Gold futures for August delivery rose $12.30, or 0.8 percent, to settle at $1,602.40 at 1:37 p.m. on the Comex in New York. The metal was up for the 10th straight session, the longest rally since January 1980, when the price climbed to $873, a record at the time.

UBS AG said in a report that its Zurich sales desk on July 15 had the biggest gold-coin demand in a year. The metal denominated in euros and pounds jumped to records after European Central Bank President Jean-Claude Trichet reiterated his opposition to any restructuring of Greek debt.

‘Fearful’ on Euro

“Europeans primarily are fearful about the future of their currency and are exiting positions there for Swiss francs and gold,” Dennis Gartman, an economist, said in his Suffolk, Virginia-based Gartman Letter. “Were we a German lawyer, or doctor, or small business owners, we’d be buying gold.”
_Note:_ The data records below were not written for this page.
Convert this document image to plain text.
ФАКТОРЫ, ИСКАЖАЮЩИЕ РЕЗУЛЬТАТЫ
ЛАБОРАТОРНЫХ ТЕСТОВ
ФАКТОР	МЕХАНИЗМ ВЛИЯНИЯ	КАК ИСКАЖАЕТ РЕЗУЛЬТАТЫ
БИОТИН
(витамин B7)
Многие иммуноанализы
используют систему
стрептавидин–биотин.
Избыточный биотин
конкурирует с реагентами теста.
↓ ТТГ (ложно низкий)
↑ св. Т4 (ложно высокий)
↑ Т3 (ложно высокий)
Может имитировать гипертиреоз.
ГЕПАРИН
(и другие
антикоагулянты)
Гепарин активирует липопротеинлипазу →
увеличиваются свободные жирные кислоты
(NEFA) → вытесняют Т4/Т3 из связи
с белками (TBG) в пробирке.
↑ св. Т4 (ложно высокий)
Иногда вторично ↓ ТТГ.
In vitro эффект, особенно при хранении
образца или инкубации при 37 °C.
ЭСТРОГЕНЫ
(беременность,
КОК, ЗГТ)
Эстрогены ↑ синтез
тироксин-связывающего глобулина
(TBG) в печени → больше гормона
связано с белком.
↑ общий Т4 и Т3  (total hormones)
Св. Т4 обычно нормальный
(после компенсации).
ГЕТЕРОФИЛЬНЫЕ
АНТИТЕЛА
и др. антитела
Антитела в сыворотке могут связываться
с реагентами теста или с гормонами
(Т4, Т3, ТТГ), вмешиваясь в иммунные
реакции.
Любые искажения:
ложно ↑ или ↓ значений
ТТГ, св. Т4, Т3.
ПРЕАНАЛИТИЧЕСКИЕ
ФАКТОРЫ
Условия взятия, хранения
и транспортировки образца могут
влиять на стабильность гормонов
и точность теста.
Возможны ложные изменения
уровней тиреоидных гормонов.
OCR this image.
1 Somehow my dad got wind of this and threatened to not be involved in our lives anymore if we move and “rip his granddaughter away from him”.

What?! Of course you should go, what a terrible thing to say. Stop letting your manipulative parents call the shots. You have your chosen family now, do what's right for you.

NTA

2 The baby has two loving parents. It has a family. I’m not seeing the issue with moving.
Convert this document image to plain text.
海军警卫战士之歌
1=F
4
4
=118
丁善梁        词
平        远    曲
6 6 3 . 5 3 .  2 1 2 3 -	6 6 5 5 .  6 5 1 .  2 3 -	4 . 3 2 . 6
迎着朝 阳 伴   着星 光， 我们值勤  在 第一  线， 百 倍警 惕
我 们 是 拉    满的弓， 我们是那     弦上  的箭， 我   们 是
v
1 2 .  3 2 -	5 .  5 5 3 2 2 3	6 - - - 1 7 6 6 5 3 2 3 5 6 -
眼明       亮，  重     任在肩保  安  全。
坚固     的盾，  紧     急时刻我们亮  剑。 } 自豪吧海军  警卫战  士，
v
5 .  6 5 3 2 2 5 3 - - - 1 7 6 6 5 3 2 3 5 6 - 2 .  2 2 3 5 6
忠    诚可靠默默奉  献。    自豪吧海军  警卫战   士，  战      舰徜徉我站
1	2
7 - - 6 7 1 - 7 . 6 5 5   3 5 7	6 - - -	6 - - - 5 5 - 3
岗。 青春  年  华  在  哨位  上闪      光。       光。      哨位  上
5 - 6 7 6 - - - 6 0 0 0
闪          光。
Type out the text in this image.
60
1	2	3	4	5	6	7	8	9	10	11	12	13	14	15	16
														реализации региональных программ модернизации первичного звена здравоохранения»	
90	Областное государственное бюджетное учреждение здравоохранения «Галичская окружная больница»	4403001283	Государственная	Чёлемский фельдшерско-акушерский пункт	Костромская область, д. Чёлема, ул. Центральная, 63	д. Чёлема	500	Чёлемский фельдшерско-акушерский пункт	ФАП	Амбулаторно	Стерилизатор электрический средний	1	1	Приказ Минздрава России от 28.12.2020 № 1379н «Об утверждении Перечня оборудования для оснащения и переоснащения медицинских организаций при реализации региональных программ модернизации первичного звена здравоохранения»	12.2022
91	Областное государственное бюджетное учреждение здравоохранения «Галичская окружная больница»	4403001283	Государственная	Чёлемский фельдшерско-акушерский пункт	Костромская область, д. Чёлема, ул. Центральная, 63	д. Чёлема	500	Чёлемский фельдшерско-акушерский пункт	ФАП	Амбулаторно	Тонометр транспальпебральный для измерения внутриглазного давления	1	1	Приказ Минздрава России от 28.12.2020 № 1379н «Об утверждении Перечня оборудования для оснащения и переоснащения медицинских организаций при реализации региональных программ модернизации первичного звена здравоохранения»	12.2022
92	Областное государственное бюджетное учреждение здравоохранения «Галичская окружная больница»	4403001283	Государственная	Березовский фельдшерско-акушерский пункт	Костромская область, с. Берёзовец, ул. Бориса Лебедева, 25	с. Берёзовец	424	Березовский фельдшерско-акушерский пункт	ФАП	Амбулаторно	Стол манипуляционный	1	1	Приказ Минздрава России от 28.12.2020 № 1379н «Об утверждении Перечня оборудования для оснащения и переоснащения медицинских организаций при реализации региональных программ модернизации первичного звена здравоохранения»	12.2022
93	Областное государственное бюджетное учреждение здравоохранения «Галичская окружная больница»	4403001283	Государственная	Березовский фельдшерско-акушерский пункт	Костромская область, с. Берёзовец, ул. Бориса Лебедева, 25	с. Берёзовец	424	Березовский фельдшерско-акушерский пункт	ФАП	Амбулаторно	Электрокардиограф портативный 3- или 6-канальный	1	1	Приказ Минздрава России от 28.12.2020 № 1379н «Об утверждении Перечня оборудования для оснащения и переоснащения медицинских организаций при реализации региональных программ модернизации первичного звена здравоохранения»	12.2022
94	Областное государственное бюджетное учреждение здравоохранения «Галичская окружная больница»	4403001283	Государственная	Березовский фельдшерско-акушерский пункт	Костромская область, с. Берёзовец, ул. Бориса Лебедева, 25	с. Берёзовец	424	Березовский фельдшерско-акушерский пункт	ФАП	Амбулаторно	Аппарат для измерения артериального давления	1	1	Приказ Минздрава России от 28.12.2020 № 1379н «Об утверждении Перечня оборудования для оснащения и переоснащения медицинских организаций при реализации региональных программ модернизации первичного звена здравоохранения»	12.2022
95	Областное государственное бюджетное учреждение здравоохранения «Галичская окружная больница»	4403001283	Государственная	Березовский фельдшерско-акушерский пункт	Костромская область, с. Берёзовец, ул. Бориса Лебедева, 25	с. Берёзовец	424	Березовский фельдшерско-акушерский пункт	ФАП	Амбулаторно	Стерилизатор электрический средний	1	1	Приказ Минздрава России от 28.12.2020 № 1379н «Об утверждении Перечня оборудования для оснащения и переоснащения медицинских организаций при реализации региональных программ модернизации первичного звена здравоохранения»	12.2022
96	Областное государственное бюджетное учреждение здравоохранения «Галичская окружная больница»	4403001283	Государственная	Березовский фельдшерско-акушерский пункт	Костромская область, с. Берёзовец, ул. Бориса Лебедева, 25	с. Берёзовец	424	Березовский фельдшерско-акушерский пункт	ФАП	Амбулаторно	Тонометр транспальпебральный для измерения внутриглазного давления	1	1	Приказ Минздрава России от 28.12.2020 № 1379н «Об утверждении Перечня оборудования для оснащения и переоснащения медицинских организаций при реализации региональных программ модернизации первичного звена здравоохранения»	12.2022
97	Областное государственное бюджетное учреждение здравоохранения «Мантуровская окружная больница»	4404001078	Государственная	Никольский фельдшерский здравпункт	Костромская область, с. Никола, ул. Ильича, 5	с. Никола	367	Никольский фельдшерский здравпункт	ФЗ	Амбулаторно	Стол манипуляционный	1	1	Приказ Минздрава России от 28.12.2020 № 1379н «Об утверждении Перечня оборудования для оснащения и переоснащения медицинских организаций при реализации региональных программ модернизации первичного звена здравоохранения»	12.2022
Gold has doubled since early December 2008 as the Federal Reserve kept interest rates at a record low and governments spent trillions of dollars to prop up the economy after the most-severe global recession since World War II.

The Treasury Department has warned the U.S. debt ceiling must be lifted by Aug. 2 to avoid default. Standard & Poor’s and Moody’s Investors Service may downgrade the government’s credit rating if Congress doesn’t act.

Silver futures for September delivery rose $1.271, or 3.3 percent, to $40.342 an ounce, the highest settlement since May 3. The price jumped 9.6 percent in the previous three sessions. On April 25, the price reached $49.845, a 31-year high.

Palladium futures for September delivery rose $13.95, or 1.8 percent, to $794.60 an ounce on the New York Mercantile Exchange. Platinum futures for October delivery rose $19.90, or 1.1 percent, to $1,775.40 an ounce.